GJ 1289 b

Discovery
- Discovery site: Canada–France–Hawaii Telescope
- Discovery date: 2024

Orbital characteristics
- Orbital period (sidereal): 111.74 days

Physical characteristics
- Mass: 6.27 M_{🜨} 0.020 M_{J}

= GJ 1289 b =

Sub-Neptune exoplanet

GJ 1289 b is a sub-Neptune exoplanet orbiting the red dwarf star GJ 1289, located approximately 8.86 parsecs (≈29 light-years) from the Sun. It was discovered using radial-velocity measurements with the near-infrared spectropolarimeter SPIRou at the Canada–France–Hawaii Telescope over multiple years, revealing a minimum mass of 6.27 ± 1.25 Earth masses and a nearly circular orbit with a period of 111.74 days. The host star, an M4.5V fully convective red dwarf with a mass of 0.21 solar masses, exhibits a strong large-scale dipolar magnetic field of 200–240 G and a rotation period of ~73.7 days, which is distinct from the planet's orbital period.

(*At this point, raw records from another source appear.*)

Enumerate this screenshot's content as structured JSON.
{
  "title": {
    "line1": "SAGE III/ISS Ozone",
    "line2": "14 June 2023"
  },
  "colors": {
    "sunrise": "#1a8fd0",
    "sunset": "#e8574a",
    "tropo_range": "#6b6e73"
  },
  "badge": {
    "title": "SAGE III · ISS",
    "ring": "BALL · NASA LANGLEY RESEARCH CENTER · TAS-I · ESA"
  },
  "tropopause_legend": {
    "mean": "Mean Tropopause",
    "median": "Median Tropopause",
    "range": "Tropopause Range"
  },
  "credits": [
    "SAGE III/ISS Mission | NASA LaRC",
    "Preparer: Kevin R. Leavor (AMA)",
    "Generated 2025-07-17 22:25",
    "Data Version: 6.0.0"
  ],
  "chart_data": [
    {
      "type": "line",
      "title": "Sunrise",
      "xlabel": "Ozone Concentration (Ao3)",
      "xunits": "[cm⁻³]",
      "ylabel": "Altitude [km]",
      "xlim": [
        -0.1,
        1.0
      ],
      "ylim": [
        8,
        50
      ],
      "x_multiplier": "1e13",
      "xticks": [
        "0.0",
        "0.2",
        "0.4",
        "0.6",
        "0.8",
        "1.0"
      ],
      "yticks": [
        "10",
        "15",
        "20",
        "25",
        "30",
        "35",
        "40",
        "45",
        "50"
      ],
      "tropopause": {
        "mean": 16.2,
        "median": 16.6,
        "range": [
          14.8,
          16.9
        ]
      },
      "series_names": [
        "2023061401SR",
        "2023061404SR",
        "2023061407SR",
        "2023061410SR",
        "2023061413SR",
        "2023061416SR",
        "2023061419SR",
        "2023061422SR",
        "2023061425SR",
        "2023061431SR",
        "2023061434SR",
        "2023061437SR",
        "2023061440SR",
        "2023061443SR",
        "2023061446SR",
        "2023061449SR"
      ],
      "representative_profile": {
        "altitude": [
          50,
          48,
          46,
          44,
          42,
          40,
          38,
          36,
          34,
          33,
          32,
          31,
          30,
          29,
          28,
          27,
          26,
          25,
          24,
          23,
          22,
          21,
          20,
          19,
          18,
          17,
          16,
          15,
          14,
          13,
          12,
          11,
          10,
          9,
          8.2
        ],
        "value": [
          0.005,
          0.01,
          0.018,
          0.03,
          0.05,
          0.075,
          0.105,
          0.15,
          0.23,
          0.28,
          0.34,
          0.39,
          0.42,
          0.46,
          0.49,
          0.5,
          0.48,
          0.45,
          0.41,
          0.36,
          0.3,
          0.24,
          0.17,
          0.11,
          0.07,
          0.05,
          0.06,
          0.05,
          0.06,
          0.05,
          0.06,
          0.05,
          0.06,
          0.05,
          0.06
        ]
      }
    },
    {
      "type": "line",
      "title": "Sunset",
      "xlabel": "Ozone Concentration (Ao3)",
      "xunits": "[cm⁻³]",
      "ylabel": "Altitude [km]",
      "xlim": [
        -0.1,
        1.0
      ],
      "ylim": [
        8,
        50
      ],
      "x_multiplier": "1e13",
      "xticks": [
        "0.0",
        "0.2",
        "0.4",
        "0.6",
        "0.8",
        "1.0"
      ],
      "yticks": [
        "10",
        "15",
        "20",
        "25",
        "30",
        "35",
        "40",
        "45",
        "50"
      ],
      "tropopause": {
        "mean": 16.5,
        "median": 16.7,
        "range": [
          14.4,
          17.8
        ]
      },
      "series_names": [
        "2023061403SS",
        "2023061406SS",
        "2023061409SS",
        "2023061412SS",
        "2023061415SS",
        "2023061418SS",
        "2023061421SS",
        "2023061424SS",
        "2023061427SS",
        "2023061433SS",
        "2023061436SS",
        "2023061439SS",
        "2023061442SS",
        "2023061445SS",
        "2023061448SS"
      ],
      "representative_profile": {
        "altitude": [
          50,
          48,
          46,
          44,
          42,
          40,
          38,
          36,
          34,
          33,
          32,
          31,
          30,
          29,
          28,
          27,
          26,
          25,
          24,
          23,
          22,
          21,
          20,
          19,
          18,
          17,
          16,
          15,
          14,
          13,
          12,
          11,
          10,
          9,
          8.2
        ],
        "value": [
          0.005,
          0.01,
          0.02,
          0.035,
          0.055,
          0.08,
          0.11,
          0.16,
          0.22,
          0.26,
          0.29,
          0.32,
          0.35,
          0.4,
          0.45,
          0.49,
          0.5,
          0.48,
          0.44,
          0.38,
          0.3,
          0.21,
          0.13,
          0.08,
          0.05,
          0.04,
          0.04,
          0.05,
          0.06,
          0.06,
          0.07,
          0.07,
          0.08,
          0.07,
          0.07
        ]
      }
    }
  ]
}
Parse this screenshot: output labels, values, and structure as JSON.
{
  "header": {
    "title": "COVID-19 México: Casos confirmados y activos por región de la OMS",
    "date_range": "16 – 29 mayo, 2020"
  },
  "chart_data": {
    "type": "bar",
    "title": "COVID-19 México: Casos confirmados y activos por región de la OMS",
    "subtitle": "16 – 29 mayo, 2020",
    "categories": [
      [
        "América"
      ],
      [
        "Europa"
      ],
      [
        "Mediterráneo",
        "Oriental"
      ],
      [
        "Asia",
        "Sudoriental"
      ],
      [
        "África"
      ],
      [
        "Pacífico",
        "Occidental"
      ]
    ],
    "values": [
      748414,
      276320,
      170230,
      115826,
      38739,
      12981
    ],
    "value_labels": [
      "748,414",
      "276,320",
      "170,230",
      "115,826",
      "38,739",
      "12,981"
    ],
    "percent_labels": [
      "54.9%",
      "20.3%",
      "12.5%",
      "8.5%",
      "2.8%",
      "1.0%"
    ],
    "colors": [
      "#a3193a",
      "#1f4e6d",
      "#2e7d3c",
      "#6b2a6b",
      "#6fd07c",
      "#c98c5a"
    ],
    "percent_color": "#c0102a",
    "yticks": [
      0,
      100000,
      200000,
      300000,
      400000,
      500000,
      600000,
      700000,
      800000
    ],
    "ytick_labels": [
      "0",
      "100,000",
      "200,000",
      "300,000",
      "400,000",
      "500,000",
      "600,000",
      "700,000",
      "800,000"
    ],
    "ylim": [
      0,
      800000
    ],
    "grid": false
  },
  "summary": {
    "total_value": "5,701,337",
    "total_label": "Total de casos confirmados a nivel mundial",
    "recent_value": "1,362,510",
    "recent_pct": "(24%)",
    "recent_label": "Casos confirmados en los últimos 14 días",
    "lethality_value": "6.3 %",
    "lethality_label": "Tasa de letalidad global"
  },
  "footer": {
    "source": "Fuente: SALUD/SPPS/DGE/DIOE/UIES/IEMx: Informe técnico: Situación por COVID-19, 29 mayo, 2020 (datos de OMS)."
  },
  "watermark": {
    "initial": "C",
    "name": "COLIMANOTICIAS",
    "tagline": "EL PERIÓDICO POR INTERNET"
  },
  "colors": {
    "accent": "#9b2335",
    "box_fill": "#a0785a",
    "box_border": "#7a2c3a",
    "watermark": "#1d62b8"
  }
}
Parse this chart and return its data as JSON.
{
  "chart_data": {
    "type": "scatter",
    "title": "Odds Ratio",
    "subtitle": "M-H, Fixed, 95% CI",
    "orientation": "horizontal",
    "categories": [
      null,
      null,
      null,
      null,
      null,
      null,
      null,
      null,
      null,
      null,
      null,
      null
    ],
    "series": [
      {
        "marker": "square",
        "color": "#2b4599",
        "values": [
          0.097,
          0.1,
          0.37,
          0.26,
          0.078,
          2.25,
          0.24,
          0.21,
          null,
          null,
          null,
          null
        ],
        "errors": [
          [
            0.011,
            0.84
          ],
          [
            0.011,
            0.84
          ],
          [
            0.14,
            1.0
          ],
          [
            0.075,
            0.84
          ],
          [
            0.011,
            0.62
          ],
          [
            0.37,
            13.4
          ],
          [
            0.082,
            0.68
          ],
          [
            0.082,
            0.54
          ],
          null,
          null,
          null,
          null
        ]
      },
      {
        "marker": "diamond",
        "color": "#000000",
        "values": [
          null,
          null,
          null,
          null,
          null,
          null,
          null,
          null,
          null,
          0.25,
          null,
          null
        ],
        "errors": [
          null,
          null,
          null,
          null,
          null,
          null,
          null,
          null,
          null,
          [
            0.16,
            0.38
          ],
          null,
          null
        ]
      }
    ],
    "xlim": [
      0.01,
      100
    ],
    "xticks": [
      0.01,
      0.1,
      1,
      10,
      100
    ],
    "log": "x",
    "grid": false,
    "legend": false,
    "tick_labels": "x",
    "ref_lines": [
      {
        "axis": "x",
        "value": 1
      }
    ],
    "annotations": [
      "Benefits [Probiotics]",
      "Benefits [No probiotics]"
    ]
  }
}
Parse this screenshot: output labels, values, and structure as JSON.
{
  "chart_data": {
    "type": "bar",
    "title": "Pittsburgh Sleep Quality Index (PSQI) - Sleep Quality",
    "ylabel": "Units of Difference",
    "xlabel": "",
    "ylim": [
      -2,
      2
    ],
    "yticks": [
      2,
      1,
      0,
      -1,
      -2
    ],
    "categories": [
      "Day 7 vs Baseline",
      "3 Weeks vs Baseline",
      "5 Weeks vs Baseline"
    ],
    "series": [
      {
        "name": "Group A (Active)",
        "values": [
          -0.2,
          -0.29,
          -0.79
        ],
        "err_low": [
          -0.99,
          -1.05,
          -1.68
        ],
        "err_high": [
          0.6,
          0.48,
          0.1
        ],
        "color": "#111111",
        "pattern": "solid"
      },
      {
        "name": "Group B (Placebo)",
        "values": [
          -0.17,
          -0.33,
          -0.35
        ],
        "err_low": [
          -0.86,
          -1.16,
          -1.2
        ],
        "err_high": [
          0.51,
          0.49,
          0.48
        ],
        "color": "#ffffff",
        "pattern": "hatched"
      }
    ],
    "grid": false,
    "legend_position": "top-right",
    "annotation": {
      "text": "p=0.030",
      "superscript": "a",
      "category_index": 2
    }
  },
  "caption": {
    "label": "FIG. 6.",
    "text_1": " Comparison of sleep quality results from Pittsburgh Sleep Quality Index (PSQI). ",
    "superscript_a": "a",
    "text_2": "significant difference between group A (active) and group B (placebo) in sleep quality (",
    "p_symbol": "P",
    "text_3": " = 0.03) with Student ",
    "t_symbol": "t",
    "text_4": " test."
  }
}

The planet's orbital distance places it beyond the conventional habitable zone of its cool, low-luminosity host, though it may still have a temperate atmosphere, making it a target for further study. Its discovery is notable for demonstrating the detection of planets around fully convective M dwarfs, whose magnetic activity differs significantly from that of partly convective stars, and for showing that low-amplitude radial-velocity signals can be reliably extracted even in the presence of strong stellar magnetic fields.